A flock of sheep gathered around the ruined outbuilding, fat, long-tailed, a dirty brown color, with pale scrawny lambs. Jostling one another, they poured up out of the ruin, climbing the tumbledown walls, the little ones crying in high human voices over the dull clamor of the bells. The shepherd, dressed all in brown with a cap pulled low over his eyes, sat eating on the grass by the woodpile, his face glowing and his chin unshaven. When the sheep became too active, he grunted and his small black dog raced once around the side of the flock and the sheep cantered away in a forest of sticklike legs. When they came near again, streaming out between the walls, the dog sent them flying again. When they disappeared into the next field, the shepherd continued to sit for a while, then moved off slowly, in his baggy brown pants, a leather pouch hanging on long straps down his back, a light stick in one hand, his coat flung over his shoulder, the little black dog charging and veering when he whistled.

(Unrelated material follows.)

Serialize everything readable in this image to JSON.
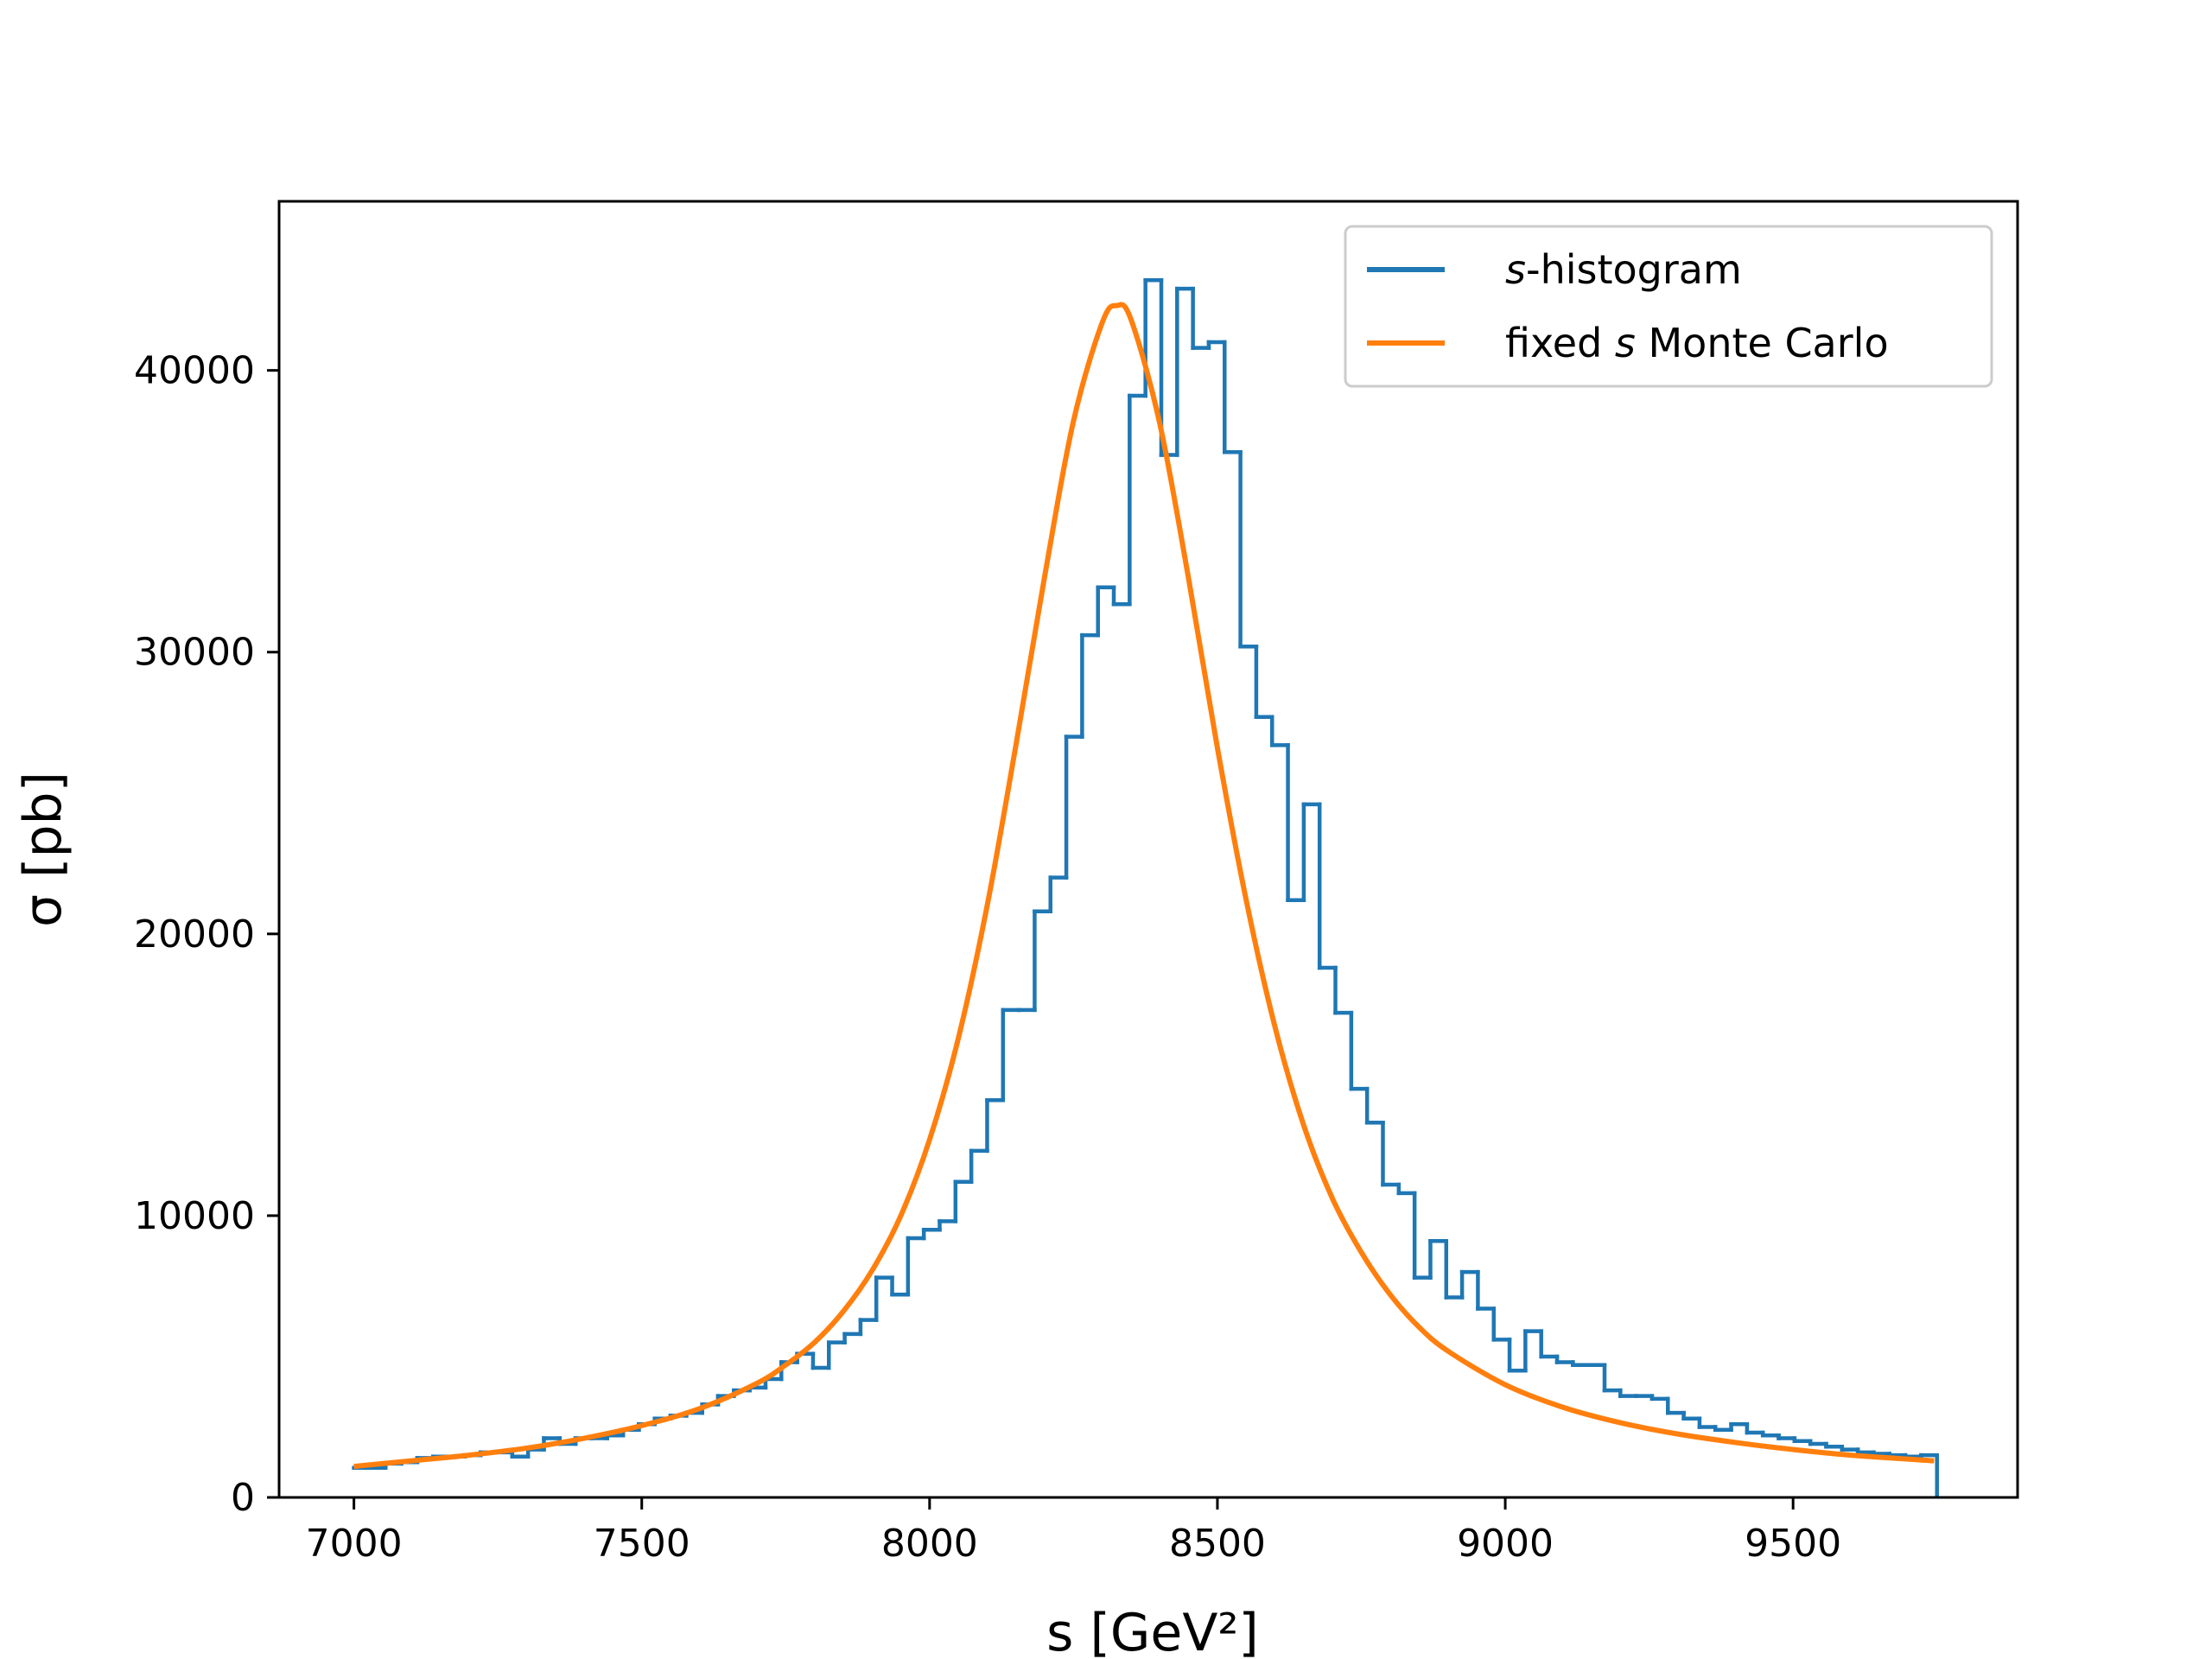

One afternoon we had almost no money left, and almost no food. Our spirits were low. Hoping to be invited to dinner, we dropped in on the businessman and his wife. They had been upstairs reading, and came down one after the other holding their reading glasses in their hands, looking tired and old. We saw that when they were not expecting company, they had in their living room a blanket and a sleeping bag arranged over the two armchairs in front of the television. They invited us to have dinner with them the next night.
When we went to their house the next night, we were offered rum cocktails by Monsieur Assiez-de-Pompignan before dinner and afterwards we watched a movie with
them. When it ended, we left, hurrying to our car against the wind, through the narrow, shuttered streets, dust flying in our teeth.
The following day, for dinner, we had one sausage. The only money left now was a pile of coins on the living-room table collected from saucers around the house and amounting to 2.97 francs, less than fifty cents, but enough to buy something for dinner the next day.
Then we had no money at all anywhere in the house, and almost nothing left to eat. What we found, when we searched the kitchen carefully, was some onions, an old but unopened box of pastry crust mix, a little fat, and a little dried milk. Out of this, we realized, we could make an onion pie. We made it, baked it, cut ourselves two pieces, and put the rest back in the hot oven to cook a little more while we ate. It was surprisingly good. Our spirits lifting, we talked as we ate and forgot all about the pie as it went on baking. By the time we smelled it, it had burned too badly to be saved.
In the afternoon of that day, we went out onto the gravel, not knowing what to do now. We tossed pebbles for a while, there in the boiling sun and the cool air, saying very little because we had no answer to our problem. Then we heard the sound of an approaching car. Along the bumpy dirt road that led to our house from the main road, past the house of the weekend people, of pink stucco with black ironwork, and then past a vineyard on one side and a field on the other, came the photographer in his neat rented car. By pure chance, or like an angel, he was arriving to rescue us at the very moment we had used up our last resource.
We were not embarrassed to say we had no money, and no food either, and he was pleased to invite us out to dinner. He took us into town to a very good restaurant on the main square where the rows of plantain trees stood. A television crew were also dining there, twelve at the table, including a hunchback. By the large, bright fire on one wall, three old women sat knitting: one with liver spots covering her face and hands, the second pinched and bony, the third younger and merrier but slow-witted. The photographer fed us well on his expense account. He stayed with us that night and a few nights after, leaving us with several fifty-franc notes, so we were all right for a while, since a bottle of local wine, for instance, cost no more than one franc fifty.